Poll: Public Opposes Greater Federal Control of Education

Published August 26, 2010

Most Americans do not want federal-government bureaucrats seizing the education reins from the states, according to the latest Phi Delta Kappa/Gallup Poll on public attitudes toward education (http://www.pdkintl.org/kappan/docs/2010_Poll_Report.pdf). The poll also found widespread public anxiety about school funding, as state and local governments continue to struggle with budget shortfalls.

Phi Delta Kappa executive director William Bushaw said the annual survey, now in its 42nd year, clearly shows Americans believe proper authority over education “resides within state governments” and not in Washington, DC.

Two-thirds of U.S. adults surveyed said state and local governments should have the lead role in setting education policy. At the same time, however, four out of five adults surveyed said local school boards should not set education standards.

The poll also found a drop in public support for President Obama’s education agenda. Just 34 percent of respondents gave Obama’s education policies a grade of A or B, down from 45 percent in 2009.

Insufficient Funds Highlighted

Bushaw also highlighted public worries about insufficient funding for local schools, which he said had been growing “since the start of the millennium.” Of the public’s concerns for public schools, 36 percent of U.S. adults ranked funding first, followed by poor discipline and school overcrowding.

The 2010 poll reiterated earlier findings that most Americans think positively about their local schools but give low grades to the nation’s public schools generally.

About half of the poll’s respondents gave their community’s schools a grade of A or B, virtually unchanged the same as in 2005. During those same years the percentage of respondents giving high marks to public schools nationally dipped from 20 percent to 18 percent.

Dan Domenech, executive director of the American Association of School Administrators, said the high grades for local schools were “very much contrary” to the grades the public gave the nation’s schools overall.

Domenech says there’s evidence dissatisfaction with local school might be growing. While the percentage giving top grades inched up, the percentage of U.S. adults who graded their local public schools with a C, D, or F also rose, from 43 to 49 percent. A seven-point drop in respondents who answered “I don’t know” allowed the favorable and poor grades to rise simultaneously, Domenech explained.

Public Backs Merit Pay

Another key finding of the 2010 poll showed substantial public support for teacher merit pay, which teachers unions vehemently oppose.

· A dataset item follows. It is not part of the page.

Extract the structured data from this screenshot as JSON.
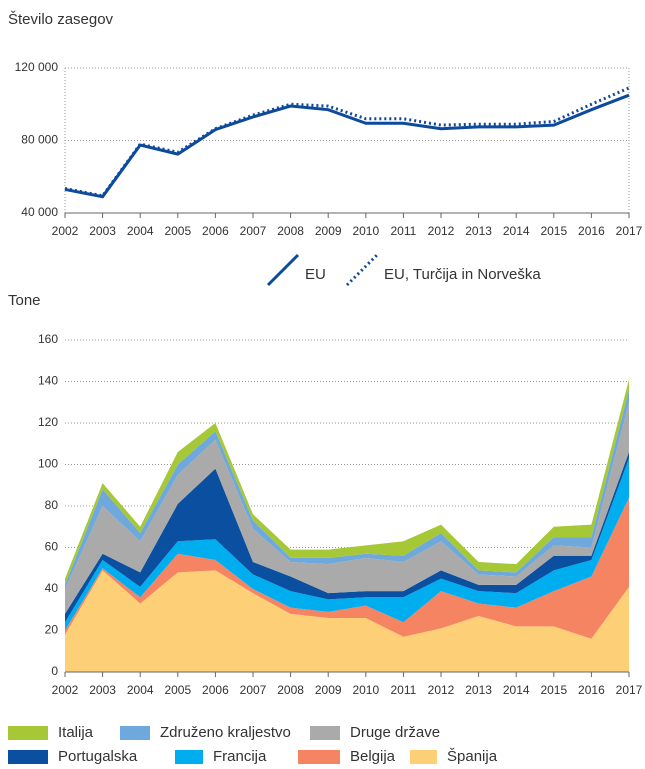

Seven in 10 Americans say a teacher should be paid “on the basis of his or her work,” with 72 percent of parents with children in public schools supporting the idea. The poll also found a sharp increase in support for tying teacher pay to student achievement, with 73 percent saying pay should be “somewhat” or “very closely tied” to test scores, up from 60 percent in 2000.

School Choice Absent

Missing from the survey were any questions about private school choice. But the survey did reveal greater public support for charter schools, which public schools run independently and are often free from most state regulations. Nearly seven in 10 respondents this year said they favored charter schools, up from 42 percent in 2000.

Asked why the poll did not include questions about support for private school choice, Bushaw said those questions haven’t been asked “in about three years.”

Jeanne Allen, president of the Center for Education Reform in Washington, DC, said the absence of controversial questions about school choice should be seen as an asset rather than a liability.

“There’s little doubt that PDK removed any questions about private school choice because those questions caused enormous controversy and tainted the PDK poll’s validity,” Allen said. “The questions were poorly worded and misleading, helping PDK get the results they wanted to fit their positive narrative about the quality of public schools.”

Although Allen says the 2010 poll is an improvement over previous years, she criticized the use of vignettes from teachers union leaders and other education establishment voices. “You get the impression that PDK isn’t trying to produce a public opinion survey but a glossy advocacy piece,” she said.

Neal McCluskey ([email protected]) is associate director of the Cato Institute’s Center for Educational Freedom.